Jean-Louis Crémieux-Brilhac (22 January 1917 - 8 April 2015)
un jeune homme au coeur de l’histoire, l’une des dernières voix de la France Libre s’est éteinte

Jean-Louis Crémieux-Brilhac, Free French, eminent historian of the Free French and friend of SOE, died yesterday in Paris. He was a friend of the Alliance Française de Londres and a dear visitor to 1 Dorset Square, during the war and more recently.We pay tribute to him.
Born on 22 January 1917 near Paris, Jean-Louis Crémieux, as he then was, was studying history at the Sorbonne when WWII broke out. After training as a student Reserve Officer at the Saint-Cyr military academy, he was mobilised and became head of a section of the 47th infantry regiment during the Battle of France. He became a prisoner on 11 June 1940. Imprisoned in East Germany, he managed to escape from a Stalag on 4 January 1941 and crossed the Lithuanian frontier. He was arrested and incarcerated in several soviet prisons. When the USSR entered the war against Germany, he was able to embark for England from Arkhangelsk on 30 August 1941 with 186 companions, all of whom had escaped from Germany and been imprisoned in Russia.
He arrived at Euston Station in London on 9 September 1941, a moment which is captured in the still photograph below taken from news footage.

© Movietone News
He enlisted in the Free French Forces, under the pseudonym Brilhac, and underwent training at the French camp in Camberley (Surrey):
“After having been in such deep confusion, meeting de Gaulle was like finding a compass, finding clarity, rectitude. He was the only one who never hesitated on which line to take. He said ‘The straight line is the shortest, but also the surest way’.”

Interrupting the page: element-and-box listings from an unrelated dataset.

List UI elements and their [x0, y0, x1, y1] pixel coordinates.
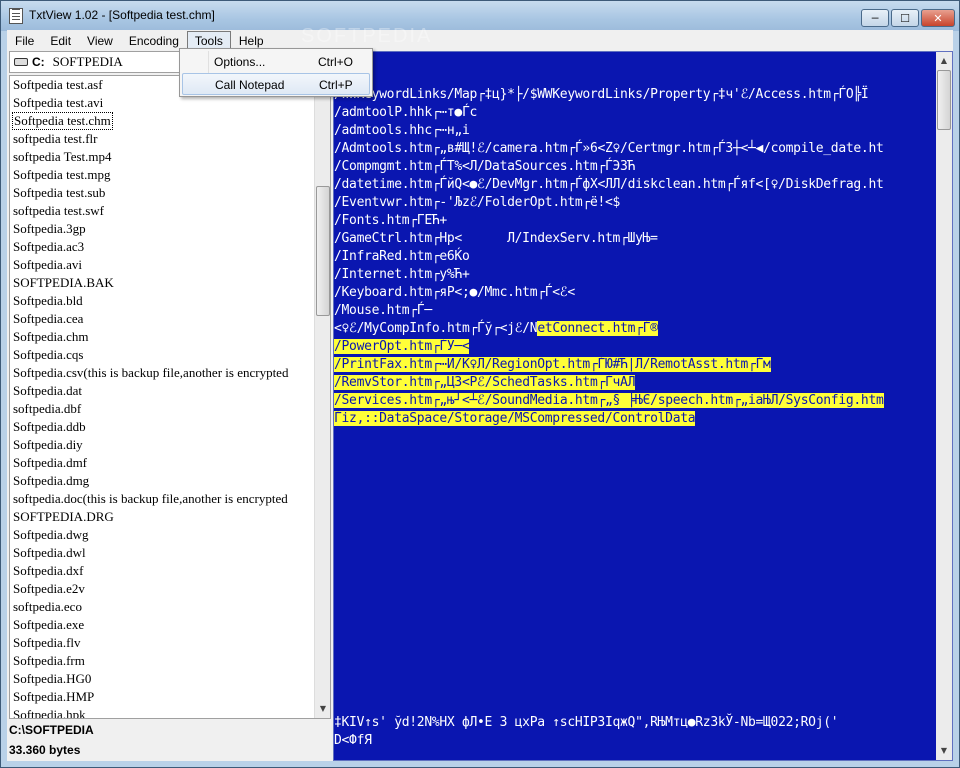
- tools-menu-dropdown: Options... Ctrl+O Call Notepad Ctrl+P: [179, 48, 373, 97]
- current-path: C:\SOFTPEDIA: [9, 723, 94, 737]
- file-list-item[interactable]: softpedia test.flr: [12, 130, 312, 148]
- text-line: /Mouse.htm┌Ѓ─: [334, 303, 432, 318]
- scroll-down-arrow-icon[interactable]: ▼: [315, 700, 330, 717]
- text-line: /Fonts.htm┌ГЕЋ+: [334, 213, 447, 228]
- text-selection-highlight: etConnect.htm┌Ѓ®: [537, 321, 658, 336]
- file-list-item[interactable]: Softpedia.csv(this is backup file,anothe…: [12, 364, 312, 382]
- title-bar[interactable]: TxtView 1.02 - [Softpedia test.chm] ─ ☐ …: [1, 1, 959, 31]
- scroll-up-arrow-icon[interactable]: ▲: [936, 52, 952, 69]
- file-list-item[interactable]: Softpedia.e2v: [12, 580, 312, 598]
- menu-bar: File Edit View Encoding Tools Help: [7, 30, 953, 49]
- text-selection-highlight: /Services.htm┌„њ┘<┴ℰ/SoundMedia.htm┌„§ ╞…: [334, 393, 884, 408]
- file-list-item[interactable]: Softpedia.dat: [12, 382, 312, 400]
- file-list-item[interactable]: SOFTPEDIA.BAK: [12, 274, 312, 292]
- text-line: /PrintFax.htm┌⋯И/К♀Л/RegionOpt.htm┌ЃЮ#Ћ|…: [334, 356, 771, 374]
- file-list-item[interactable]: Softpedia.hpk: [12, 706, 312, 718]
- file-list-item[interactable]: Softpedia.ddb: [12, 418, 312, 436]
- text-line: /Eventvwr.htm┌‐'Љzℰ/FolderOpt.htm┌ё!<$: [334, 195, 621, 210]
- app-icon[interactable]: [9, 8, 23, 24]
- text-line: /WWKeywordLinks/Map┌‡ц}*├/$WWKeywordLink…: [334, 87, 869, 102]
- menu-tools[interactable]: Tools: [186, 30, 231, 49]
- menu-help[interactable]: Help: [231, 31, 272, 49]
- text-line: /Admtools.htm┌„в#Щ!ℰ/camera.htm┌Ѓ»6<Z♀/C…: [334, 141, 884, 156]
- file-list-item[interactable]: Softpedia.3gp: [12, 220, 312, 238]
- file-list-item[interactable]: softpedia test.swf: [12, 202, 312, 220]
- text-viewer-scrollbar[interactable]: ▲ ▼: [936, 52, 952, 760]
- text-line: Ѓiz,::DataSpace/Storage/MSCompressed/Con…: [334, 410, 696, 428]
- menu-item-call-notepad[interactable]: Call Notepad Ctrl+P: [182, 73, 370, 95]
- app-window: TxtView 1.02 - [Softpedia test.chm] ─ ☐ …: [0, 0, 960, 768]
- file-list-item[interactable]: Softpedia.HMP: [12, 688, 312, 706]
- file-list-item[interactable]: Softpedia.dwl: [12, 544, 312, 562]
- file-list-item[interactable]: Softpedia.avi: [12, 256, 312, 274]
- text-selection-highlight: Ѓiz,::DataSpace/Storage/MSCompressed/Con…: [334, 411, 696, 426]
- file-list-item[interactable]: softpedia.eco: [12, 598, 312, 616]
- text-line: /RemvStor.htm┌„ЦЗ<Рℰ/SchedTasks.htm┌ЃчАЛ: [334, 374, 635, 392]
- file-list-item[interactable]: Softpedia.dmf: [12, 454, 312, 472]
- file-list-item[interactable]: Softpedia.cea: [12, 310, 312, 328]
- menu-view[interactable]: View: [79, 31, 121, 49]
- scroll-down-arrow-icon[interactable]: ▼: [936, 742, 952, 759]
- text-selection-highlight: /PrintFax.htm┌⋯И/К♀Л/RegionOpt.htm┌ЃЮ#Ћ|…: [334, 357, 771, 372]
- text-selection-highlight: /RemvStor.htm┌„ЦЗ<Рℰ/SchedTasks.htm┌ЃчАЛ: [334, 375, 636, 390]
- text-line: ‡KIV↑s' ўd!2N%НХ фЛ•Е З цхРа ↑scHIP3IqжQ…: [334, 715, 839, 730]
- file-list-scrollbar[interactable]: ▲ ▼: [314, 76, 330, 718]
- menu-file[interactable]: File: [7, 31, 42, 49]
- text-selection-highlight: /PowerOpt.htm┌ЃУ─<: [334, 339, 470, 354]
- drive-label: SOFTPEDIA: [52, 54, 123, 69]
- file-list-item[interactable]: softpedia Test.mp4: [12, 148, 312, 166]
- file-list-item[interactable]: Softpedia.bld: [12, 292, 312, 310]
- softpedia-watermark: SOFTPEDIA: [301, 25, 433, 47]
- drive-letter: C:: [32, 55, 45, 69]
- file-list-item[interactable]: Softpedia.dxf: [12, 562, 312, 580]
- text-line: /admtools.hhc┌⋯н„i: [334, 123, 470, 138]
- text-viewer[interactable]: D<ФfЯ ‡KIV↑s' ўd!2N%НХ фЛ•Е З цхРа ↑scHIP…: [333, 51, 953, 761]
- file-list-item[interactable]: softpedia.dbf: [12, 400, 312, 418]
- file-list-item[interactable]: Softpedia.diy: [12, 436, 312, 454]
- text-line: /Keyboard.htm┌яР<;●/Mmc.htm┌Ѓ<ℰ<: [334, 285, 575, 300]
- text-line: /Internet.htm┌у%Ћ+: [334, 267, 470, 282]
- text-viewer-scroll-thumb[interactable]: [937, 70, 951, 130]
- menu-item-options[interactable]: Options... Ctrl+O: [182, 51, 370, 73]
- file-list-item[interactable]: Softpedia.cqs: [12, 346, 312, 364]
- text-line: /datetime.htm┌ЃйQ<●ℰ/DevMgr.htm┌ЃфX<ЛЛ/d…: [334, 177, 884, 192]
- menu-encoding[interactable]: Encoding: [121, 31, 187, 49]
- file-list-item[interactable]: Softpedia test.sub: [12, 184, 312, 202]
- maximize-button[interactable]: ☐: [891, 9, 919, 27]
- drive-icon: [14, 58, 28, 66]
- text-line: /Compmgmt.htm┌ЃT%<Л/DataSources.htm┌ЃЭ3Ћ: [334, 159, 636, 174]
- text-line: /Services.htm┌„њ┘<┴ℰ/SoundMedia.htm┌„§ ╞…: [334, 392, 884, 410]
- file-list-item[interactable]: Softpedia.chm: [12, 328, 312, 346]
- file-list-item[interactable]: Softpedia.ac3: [12, 238, 312, 256]
- text-line: <♀ℰ/MyCompInfo.htm┌Ѓў┌<jℰ/NetConnect.htm…: [334, 321, 658, 336]
- file-list-item[interactable]: Softpedia.HG0: [12, 670, 312, 688]
- client-area: C: SOFTPEDIA ▲ ▼ Softpedia test.asfSoftp…: [7, 49, 953, 761]
- file-list-item[interactable]: SOFTPEDIA.DRG: [12, 508, 312, 526]
- file-list-item[interactable]: Softpedia test.mpg: [12, 166, 312, 184]
- text-line: /admtoolP.hhk┌⋯т●Ѓc: [334, 105, 478, 120]
- menu-edit[interactable]: Edit: [42, 31, 79, 49]
- file-list-item[interactable]: Softpedia.flv: [12, 634, 312, 652]
- file-list-item[interactable]: Softpedia.frm: [12, 652, 312, 670]
- file-list-item[interactable]: Softpedia test.chm: [12, 112, 113, 130]
- file-list-item[interactable]: softpedia.doc(this is backup file,anothe…: [12, 490, 312, 508]
- text-line: /GameCtrl.htm┌Нр< Л/IndexServ.htm┌ШуЊ=: [334, 231, 658, 246]
- close-button[interactable]: ✕: [921, 9, 955, 27]
- file-list-scroll-thumb[interactable]: [316, 186, 330, 316]
- text-line: /PowerOpt.htm┌ЃУ─<: [334, 338, 470, 356]
- file-list-item[interactable]: Softpedia.exe: [12, 616, 312, 634]
- minimize-button[interactable]: ─: [861, 9, 889, 27]
- window-title: TxtView 1.02 - [Softpedia test.chm]: [29, 8, 215, 22]
- file-list-item[interactable]: Softpedia.dwg: [12, 526, 312, 544]
- file-list-item[interactable]: Softpedia.dmg: [12, 472, 312, 490]
- text-line: /InfraRed.htm┌е6Ќо: [334, 249, 470, 264]
- text-line: D<ФfЯ: [334, 733, 372, 748]
- file-list[interactable]: ▲ ▼ Softpedia test.asfSoftpedia test.avi…: [9, 75, 331, 719]
- file-size: 33.360 bytes: [9, 743, 81, 757]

At the beginning of 1942, Lieutenant Brilhac joined the Commissariat National à l’Intérieur, in charge of collating political documentation about France. In the Spring of 1942 he was named secretary of the new Free French Executive Committee of Propaganda, and the following summer he became head of clandestine publishing for the Free French. This service created documentary dossiers, printed tracts and sent propaganda material to the resistance movement in France. During 1943 and 1944 he was liaison officer of the newly named Fighting French for the BBC, a role which he shared with Gilberte Brossolette, wife of Pierre, eminent visitor to our building. As part of this role, he spoke several times into the microphone of “Radio Londres”, for which he helped prepare programmes (notably drawing up the D-Day orders telling his countrymen how to react to the liberation of their country) until August 1944.
Meanwhile he was giving talks to French Circles around the country, under the auspices of the Alliance Française de Londres. One of his topics was challengingly about “Sixteenth Century France and today: Paris under the Spanish Occupation”!
In a speech at the British Embassy in Paris in December 2008 Crémieux-Brilhac said, “je n’oublierai jamais la petite maison de SOE à Dorset Square qui était l’étape avant les départs pour le terrain d’aviation.” And it was an affable, elegant man, softly-spoken and with sparkling eyes, whom we welcomed back to 1 Dorset Square on 17 June 2010, the first of several recent visits.

Crémieux-Brilhac has his place in the history of RF Section and 1 Dorset Square’s occupants and agents who passed through. It was in one of our classrooms that he collected his revolver and cyanide pill for a mission that in the end he did not have to undertake. He has many other claims to fame, and we honour them in one of our classrooms. His war-time visits to 1 Dorset Square are recounted in the forthcoming book `RF is for Real Friends'.
After retirement from a career of haut-fonctionnaire, he took on research and his opus is La France Libre: De l’appel du 18 juin à la Libération, a book published by Gallimard in 1996 and awarded the Prix littéraire de la Résistance and the Prix Philippe Viannay. This book is the first, and to this day the only, complete work on de Gaulle’s movement, drawing from many archives which have remained unpublished.
From then on Crémieux-Brilhac continued to represent the Free French at national events and contributed to the majority of publications on the subject. His real life experience and the remarkable rigour he gained as historian allowed him to shed a unique light on these extraordinary moments in contemporary French history. Moreover, ever since his wartime stay in London, he remained an active anglophile who did very much to make SOE known in France, particularly its role in the development of the Resistance. He notably promoted, and wrote the preface for, the recent and belated publication in French of the official history of SOE missions in France by M.R.D. Foot.
A friend of SOE, a friend of the Alliance Française de Londres, we miss him greatly.